Monday 20 July 2009

Bio Power Sources Are Shell's Favored Alternative Energy Source For The Larger Future Investments

Shell has no intention of investing in renewable technologies such as wind, solar, and hydro power since these are not commercial, stated the Anglo-Dutch oil company today. It plans to invest more in biofuels which environmental groups blame for driving up food costs and deforestation. The company reiterated that it would focus on creating cleaner agendas of using normal fuels, for instance carbon capture and sequestration (CCS) technology. It was hoping to use CCS to reduce emissions from Shell's questionable and energy-intensive oil sands projects in north Canada.

It was declared by the company that no attractive investment opportunities were offered by alternative technologies, such as the RV solar panel. “If there exists no investment chances that compete with other projects, we cannot inject cash into it,” stated Linda Cook, Shell's executive director of gas and power.

Shell expounded biofuels fitted its core business of providing fuels, logistics, trading and branding.

Cook also said: “It now seems as if biofuels are one alternative closest to what we offer in Shell. Solar and Wind power are fine, however, everyone will continue to investigate other prospects in which to add to their investment portfolios, even though there are other markets with big packages. The increasing of its dividend payments this year to $10bn, or about 5%, was also confirmed by the company. Friends of the Earth condemned Shell for halting support in alternatives like wind for biofuels.

"Shell is supporting the wrong party in terms of renewable energy biofuels that lead to more emissions than the gas and diesel they displace," the campaign group clarified. "Shell is at least being a bit more truthful about the fact they seem to be a fossil fuel company. It looked at limitations that the green wash used some years ago had.". Shell possesses some 550MW of wind farm capacity around the globe, ample energy to supply power to a town the size of Sheffield when the wind is blowing. Last year, it pulled out of the 1,000MW London Array project, the partnership to build what would be the planet's biggest offshore wind farm, in the Thames Estuary. Former project partner E.ON has yet to choose to resume with the 3bn investment required.

Outgoing Head honcho Jeroen wagon der Curve admitted the company had endured some "technology baths" during the past when it backed unprofitable technologies. The Firm has foretold that by 2025, eighty percent of energy will come from normal fuels and twenty p.c. from alternative power sources like the RV solar panel. Yet it is spending just over 1 percent of its budget on alternative technologies.

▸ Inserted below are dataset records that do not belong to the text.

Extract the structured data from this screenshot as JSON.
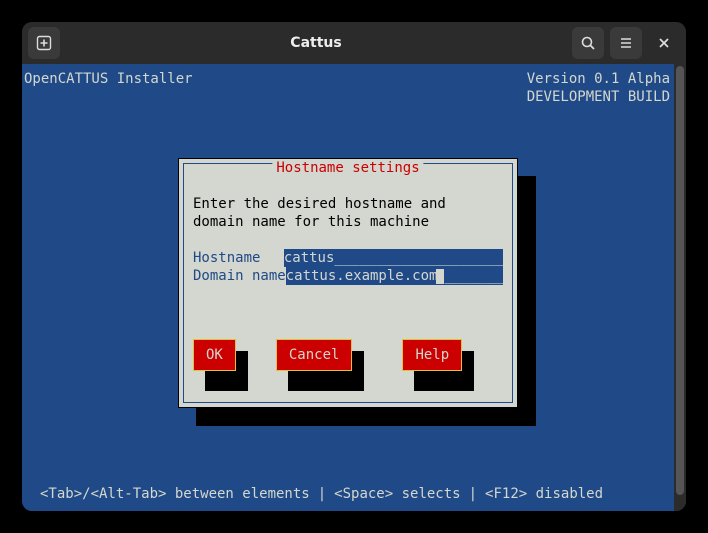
{
  "window": {
    "title": "Cattus"
  },
  "header": {
    "left": "OpenCATTUS Installer",
    "right_line1": "Version 0.1 Alpha",
    "right_line2": "DEVELOPMENT BUILD"
  },
  "dialog": {
    "title": "Hostname settings",
    "instruction": "Enter the desired hostname and domain name for this machine",
    "fields": [
      {
        "label": "Hostname",
        "value": "cattus"
      },
      {
        "label": "Domain name",
        "value": "cattus.example.com"
      }
    ],
    "buttons": {
      "ok": "OK",
      "cancel": "Cancel",
      "help": "Help"
    }
  },
  "footer": {
    "hint_tab": "<Tab>/<Alt-Tab> between elements",
    "hint_space": "<Space> selects",
    "hint_f12": "<F12> disabled",
    "sep": "|"
  }
}
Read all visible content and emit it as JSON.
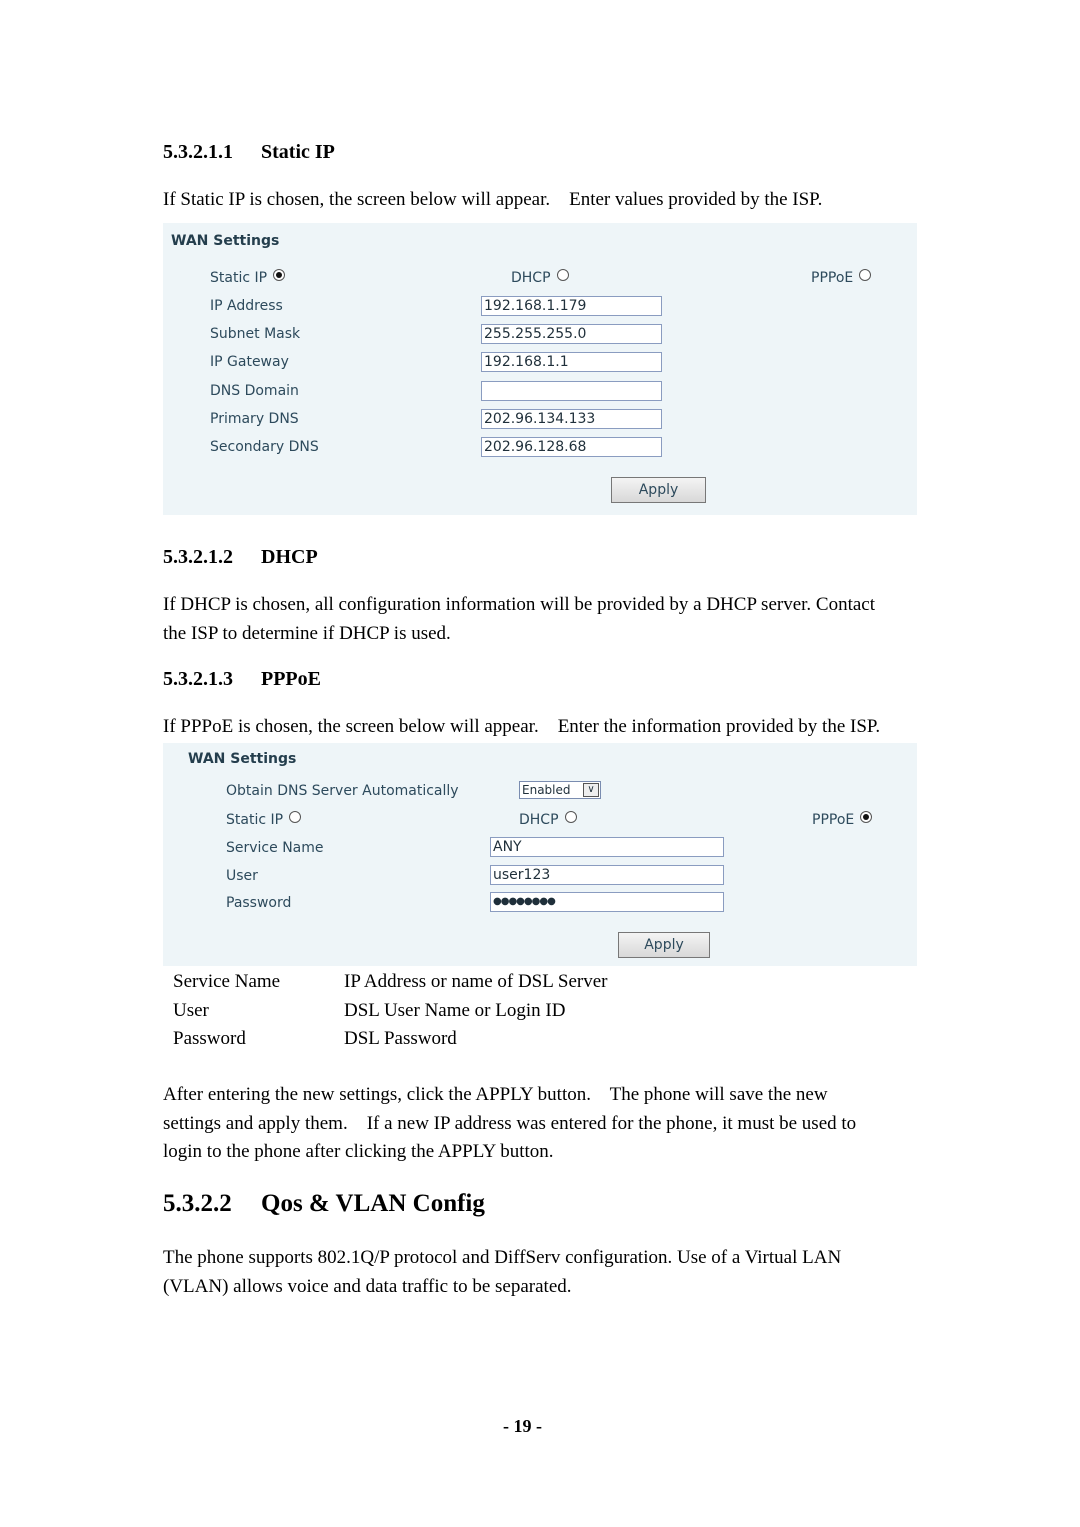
{
  "sections": {
    "static_ip": {
      "num": "5.3.2.1.1",
      "title": "Static IP",
      "text": "If Static IP is chosen, the screen below will appear.    Enter values provided by the ISP."
    },
    "dhcp": {
      "num": "5.3.2.1.2",
      "title": "DHCP",
      "text": [
        "If DHCP is chosen, all configuration information will be provided by a DHCP server. Contact",
        "the ISP to determine if DHCP is used."
      ]
    },
    "pppoe": {
      "num": "5.3.2.1.3",
      "title": "PPPoE",
      "text": "If PPPoE is chosen, the screen below will appear.    Enter the information provided by the ISP."
    },
    "qos": {
      "num": "5.3.2.2",
      "title": "Qos & VLAN Config",
      "text": [
        "The phone supports 802.1Q/P protocol and DiffServ configuration. Use of a Virtual LAN",
        "(VLAN) allows voice and data traffic to be separated."
      ]
    }
  },
  "panel1": {
    "title": "WAN Settings",
    "radios": [
      {
        "label": "Static IP",
        "checked": true
      },
      {
        "label": "DHCP",
        "checked": false
      },
      {
        "label": "PPPoE",
        "checked": false
      }
    ],
    "fields": [
      {
        "label": "IP Address",
        "value": "192.168.1.179"
      },
      {
        "label": "Subnet Mask",
        "value": "255.255.255.0"
      },
      {
        "label": "IP Gateway",
        "value": "192.168.1.1"
      },
      {
        "label": "DNS Domain",
        "value": ""
      },
      {
        "label": "Primary DNS",
        "value": "202.96.134.133"
      },
      {
        "label": "Secondary DNS",
        "value": "202.96.128.68"
      }
    ],
    "apply": "Apply"
  },
  "panel2": {
    "title": "WAN Settings",
    "dns_label": "Obtain DNS Server Automatically",
    "dns_value": "Enabled",
    "radios": [
      {
        "label": "Static IP",
        "checked": false
      },
      {
        "label": "DHCP",
        "checked": false
      },
      {
        "label": "PPPoE",
        "checked": true
      }
    ],
    "fields": [
      {
        "label": "Service Name",
        "value": "ANY"
      },
      {
        "label": "User",
        "value": "user123"
      },
      {
        "label": "Password",
        "value": "●●●●●●●●"
      }
    ],
    "apply": "Apply"
  },
  "defs": [
    {
      "term": "Service Name",
      "desc": "IP Address or name of DSL Server"
    },
    {
      "term": "User",
      "desc": "DSL User Name or Login ID"
    },
    {
      "term": "Password",
      "desc": "DSL Password"
    }
  ],
  "after_text": [
    "After entering the new settings, click the APPLY button.    The phone will save the new",
    "settings and apply them.    If a new IP address was entered for the phone, it must be used to",
    "login to the phone after clicking the APPLY button."
  ],
  "page_number": "- 19 -",
  "colors": {
    "panel_bg": "#eef5f8",
    "panel_text": "#2d4a5c"
  }
}
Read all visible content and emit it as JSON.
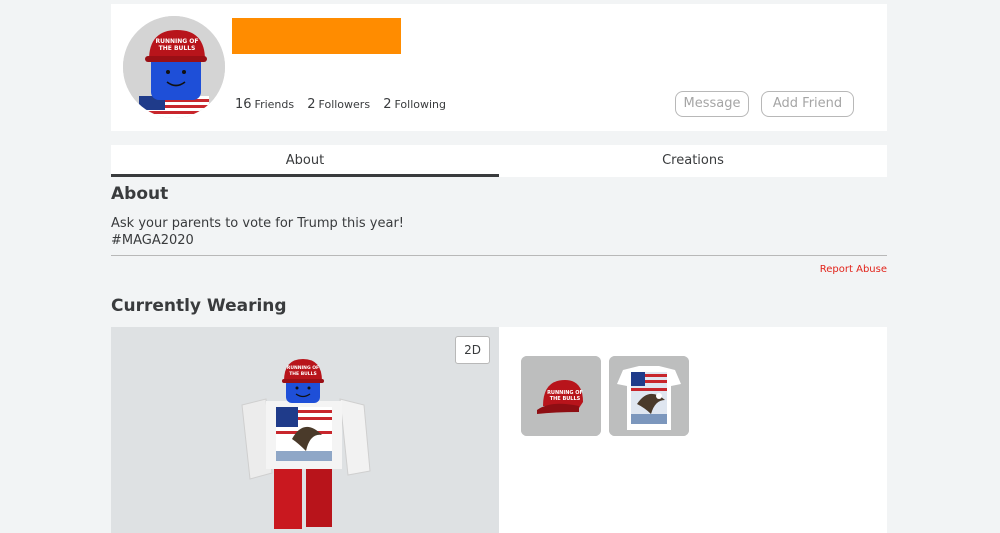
{
  "profile": {
    "stats": [
      {
        "count": "16",
        "label": "Friends"
      },
      {
        "count": "2",
        "label": "Followers"
      },
      {
        "count": "2",
        "label": "Following"
      }
    ],
    "buttons": {
      "message": "Message",
      "add_friend": "Add Friend"
    },
    "accent_color": "#ff8c00"
  },
  "tabs": [
    {
      "label": "About",
      "active": true
    },
    {
      "label": "Creations",
      "active": false
    }
  ],
  "about": {
    "heading": "About",
    "lines": [
      "Ask your parents to vote for Trump this year!",
      "#MAGA2020"
    ],
    "report_link": "Report Abuse"
  },
  "wearing": {
    "heading": "Currently Wearing",
    "view_toggle": "2D",
    "items": [
      {
        "icon": "red-cap-icon"
      },
      {
        "icon": "eagle-flag-shirt-icon"
      }
    ]
  },
  "icons": {
    "avatar": "avatar-headshot-icon",
    "hat_text": "RUNNING OF THE BULLS"
  }
}
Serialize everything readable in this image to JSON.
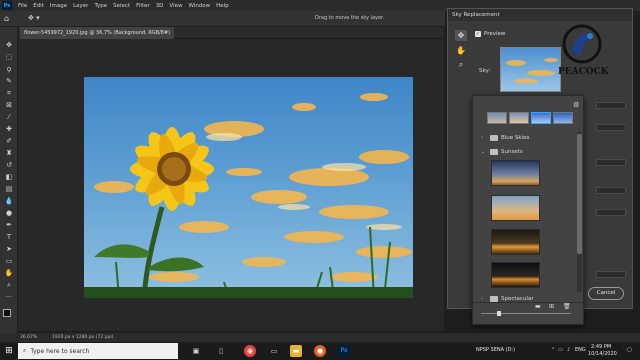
{
  "menubar": {
    "logo": "Ps",
    "items": [
      "File",
      "Edit",
      "Image",
      "Layer",
      "Type",
      "Select",
      "Filter",
      "3D",
      "View",
      "Window",
      "Help"
    ]
  },
  "options": {
    "hint": "Drag to move the sky layer."
  },
  "document": {
    "tab_title": "flower-5459972_1920.jpg @ 36.7% (Background, RGB/8#)"
  },
  "status": {
    "zoom": "36.67%",
    "info": "1920 px x 1280 px (72 ppi)"
  },
  "dialog": {
    "title": "Sky Replacement",
    "preview_label": "Preview",
    "sky_label": "Sky:",
    "cancel_label": "Cancel"
  },
  "watermark": {
    "text": "PEACOCK"
  },
  "sky_popup": {
    "folders": [
      {
        "label": "Blue Skies",
        "expanded": false
      },
      {
        "label": "Sunsets",
        "expanded": true
      },
      {
        "label": "Spectacular",
        "expanded": false
      }
    ]
  },
  "taskbar": {
    "search_placeholder": "Type here to search",
    "time": "2:49 PM",
    "date": "10/14/2020",
    "language": "ENG",
    "drive": "NPSP SENA (D:)"
  },
  "colors": {
    "accent_blue": "#31a8ff",
    "panel": "#3a3a3a",
    "app_bg": "#1e1e1e"
  }
}
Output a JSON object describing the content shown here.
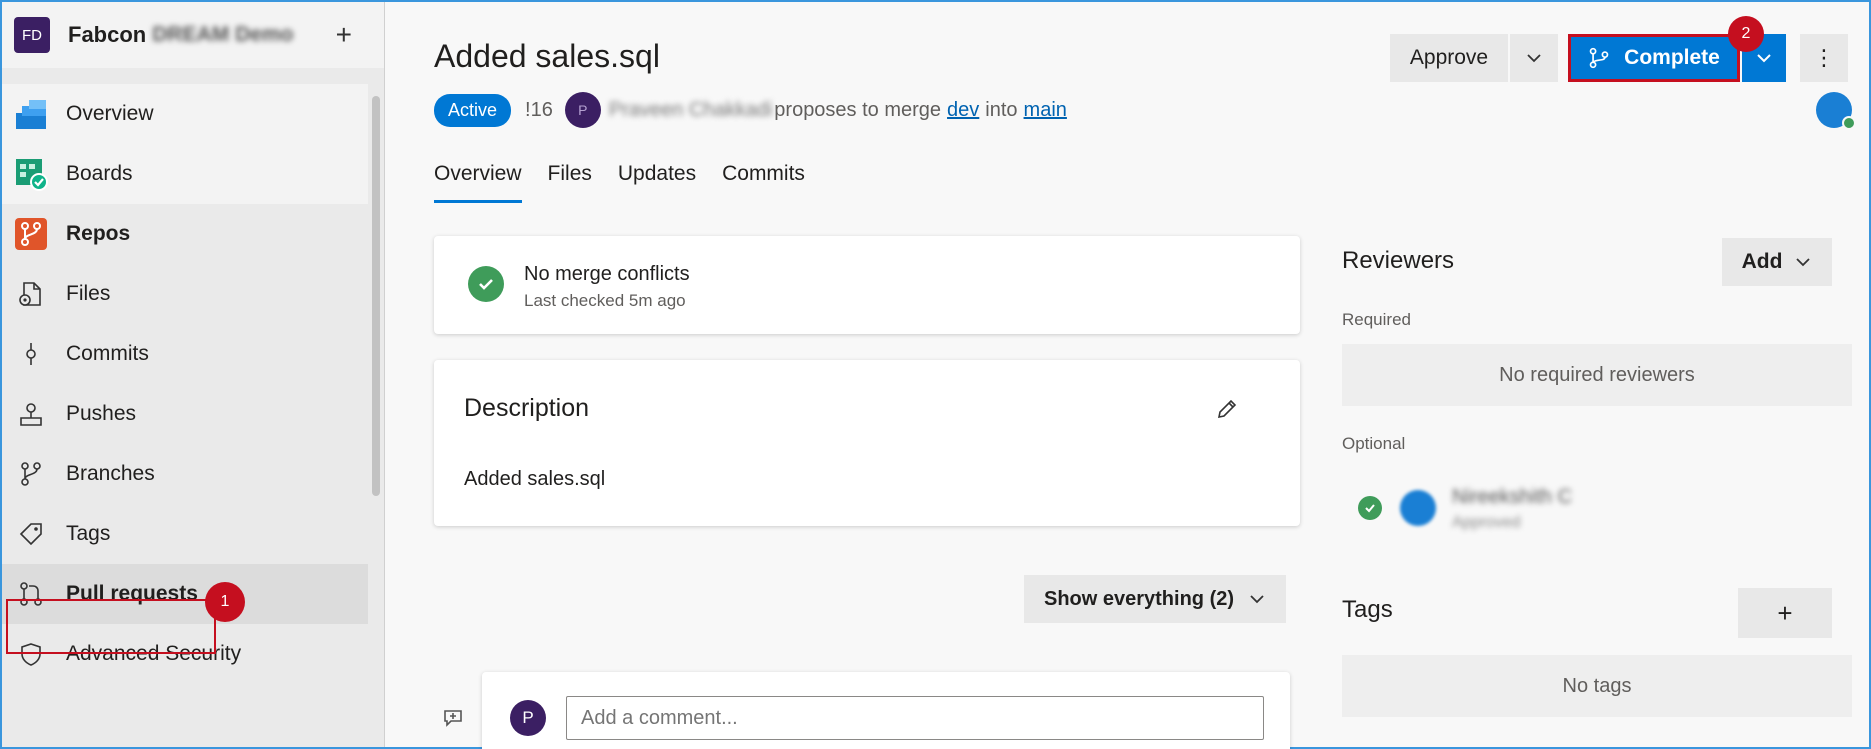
{
  "project": {
    "initials": "FD",
    "name": "Fabcon",
    "name_blurred": "DREAM Demo",
    "add_label": "+"
  },
  "nav": [
    {
      "label": "Overview"
    },
    {
      "label": "Boards"
    },
    {
      "label": "Repos"
    },
    {
      "label": "Files"
    },
    {
      "label": "Commits"
    },
    {
      "label": "Pushes"
    },
    {
      "label": "Branches"
    },
    {
      "label": "Tags"
    },
    {
      "label": "Pull requests"
    },
    {
      "label": "Advanced Security"
    }
  ],
  "callouts": {
    "one": "1",
    "two": "2"
  },
  "pr": {
    "title": "Added sales.sql",
    "status": "Active",
    "id": "!16",
    "author_initial": "P",
    "author_blurred": "Praveen Chakkadi",
    "proposes_text": "proposes to merge",
    "source_branch": "dev",
    "into_text": "into",
    "target_branch": "main"
  },
  "actions": {
    "approve": "Approve",
    "complete": "Complete",
    "more": "⋮"
  },
  "tabs": [
    "Overview",
    "Files",
    "Updates",
    "Commits"
  ],
  "merge": {
    "status": "No merge conflicts",
    "checked": "Last checked 5m ago"
  },
  "description": {
    "heading": "Description",
    "body": "Added sales.sql"
  },
  "filter": {
    "label": "Show everything (2)"
  },
  "comment": {
    "avatar": "P",
    "placeholder": "Add a comment..."
  },
  "reviewers": {
    "heading": "Reviewers",
    "add": "Add",
    "required_label": "Required",
    "required_empty": "No required reviewers",
    "optional_label": "Optional",
    "optional_name_blurred": "Nireekshith C",
    "optional_status_blurred": "Approved"
  },
  "tags": {
    "heading": "Tags",
    "add": "+",
    "empty": "No tags"
  },
  "colors": {
    "accent": "#0078d4",
    "callout": "#c50f1f",
    "success": "#3f9c5a"
  }
}
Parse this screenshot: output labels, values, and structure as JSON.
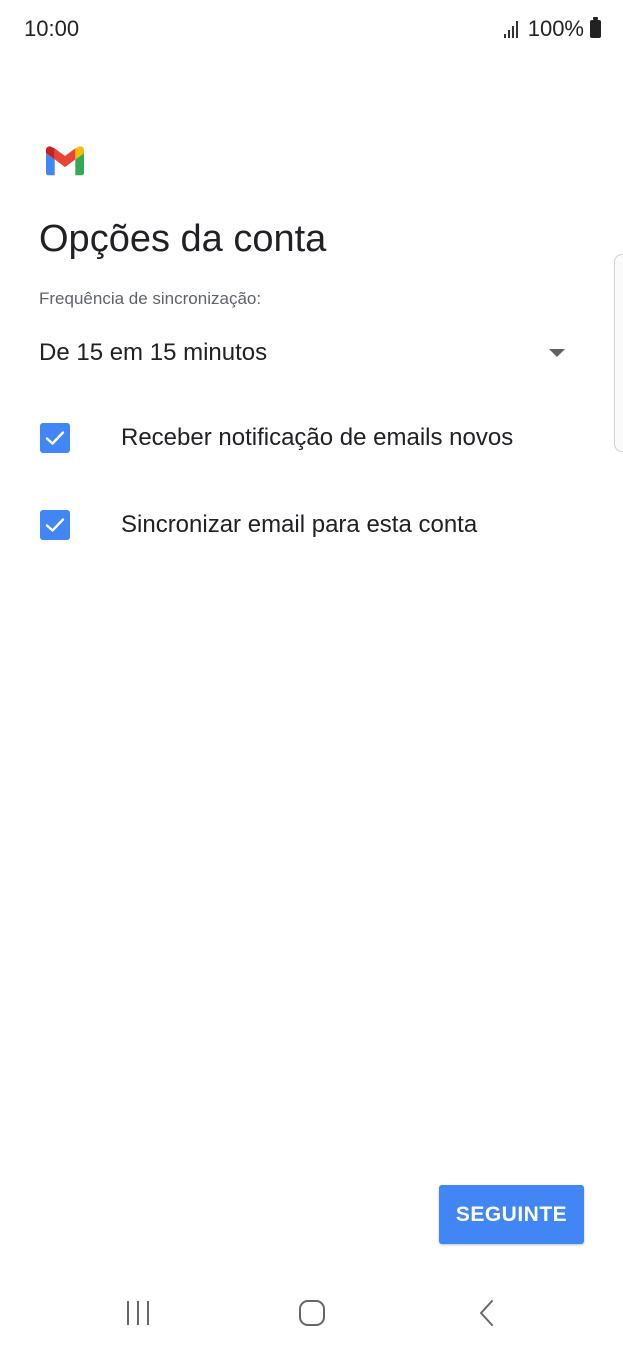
{
  "status_bar": {
    "time": "10:00",
    "battery_percent": "100%",
    "icons": [
      "signal-icon",
      "battery-icon"
    ]
  },
  "app": {
    "logo_icon": "gmail-logo-icon",
    "title": "Opções da conta"
  },
  "sync": {
    "label": "Frequência de sincronização:",
    "selected_value": "De 15 em 15 minutos"
  },
  "options": [
    {
      "label": "Receber notificação de emails novos",
      "checked": true
    },
    {
      "label": "Sincronizar email para esta conta",
      "checked": true
    }
  ],
  "buttons": {
    "next_label": "SEGUINTE"
  },
  "navigation": {
    "recents_icon": "recents-icon",
    "home_icon": "home-icon",
    "back_icon": "back-icon"
  },
  "colors": {
    "accent": "#4285f4",
    "gmail_red": "#ea4335",
    "gmail_blue": "#4285f4",
    "gmail_green": "#34a853",
    "gmail_yellow": "#fbbc04",
    "gmail_dark_red": "#c5221f"
  }
}
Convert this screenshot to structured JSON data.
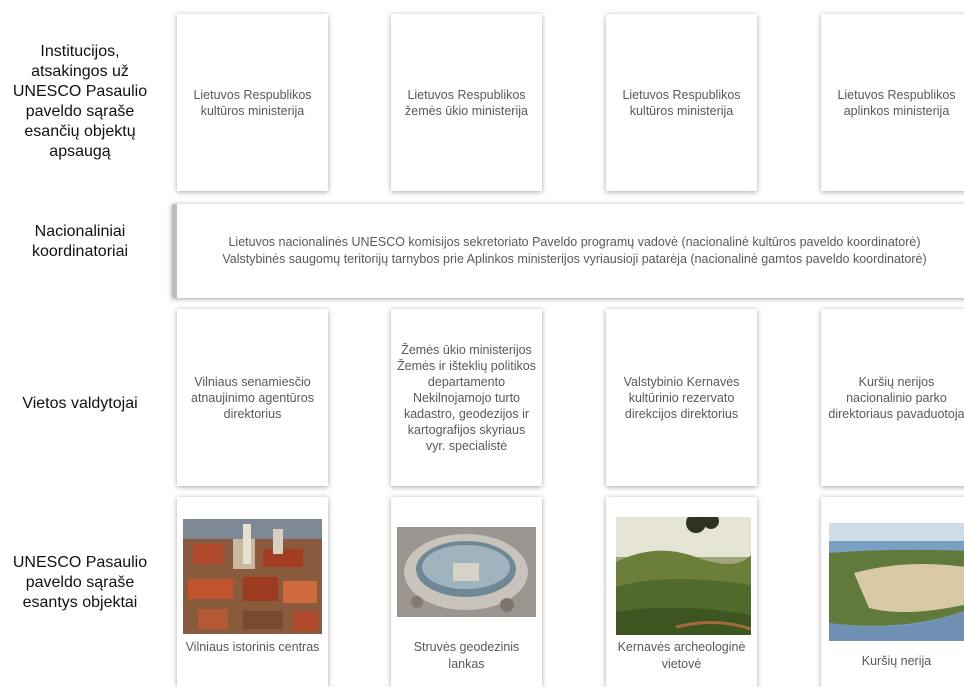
{
  "rows": {
    "institutions": "Institucijos,\natsakingos už\nUNESCO Pasaulio\npaveldo sąraše\nesančių objektų\napsaugą",
    "coordinators": "Nacionaliniai\nkoordinatoriai",
    "managers": "Vietos valdytojai",
    "sites": "UNESCO Pasaulio\npaveldo sąraše\nesantys objektai"
  },
  "institutions": [
    "Lietuvos Respublikos kultūros ministerija",
    "Lietuvos Respublikos žemės ūkio ministerija",
    "Lietuvos Respublikos kultūros ministerija",
    "Lietuvos Respublikos aplinkos ministerija"
  ],
  "coordinators": {
    "line1": "Lietuvos nacionalinės UNESCO komisijos sekretoriato Paveldo programų vadovė (nacionalinė kultūros paveldo koordinatorė)",
    "line2": "Valstybinės saugomų teritorijų tarnybos prie Aplinkos ministerijos vyriausioji patarėja (nacionalinė gamtos paveldo koordinatorė)"
  },
  "managers": [
    "Vilniaus senamiesčio atnaujinimo agentūros direktorius",
    "Žemės ūkio ministerijos Žemės ir išteklių politikos departamento Nekilnojamojo turto kadastro, geodezijos ir kartografijos skyriaus vyr. specialistė",
    "Valstybinio Kernavės kultūrinio rezervato direkcijos direktorius",
    "Kuršių nerijos nacionalinio parko direktoriaus pavaduotoja"
  ],
  "sites": [
    "Vilniaus istorinis centras",
    "Struvės geodezinis lankas",
    "Kernavės archeologinė vietovė",
    "Kuršių nerija"
  ]
}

Over the past five years, only 1.7 billion dollars of the 150 billion it invested has been allotted towards alternative sources of energy such as the RV solar panel. Cook indicated that at one stage the company only invested 1% of its budget on liquefied natural gas, which is now a massive part of its business.

The company claimed it would raise debt levels to maintain dividend payments and its spending programme. Wagon der Curve reiterated that energy needs over the long haul were healthy and that oil prices would recover.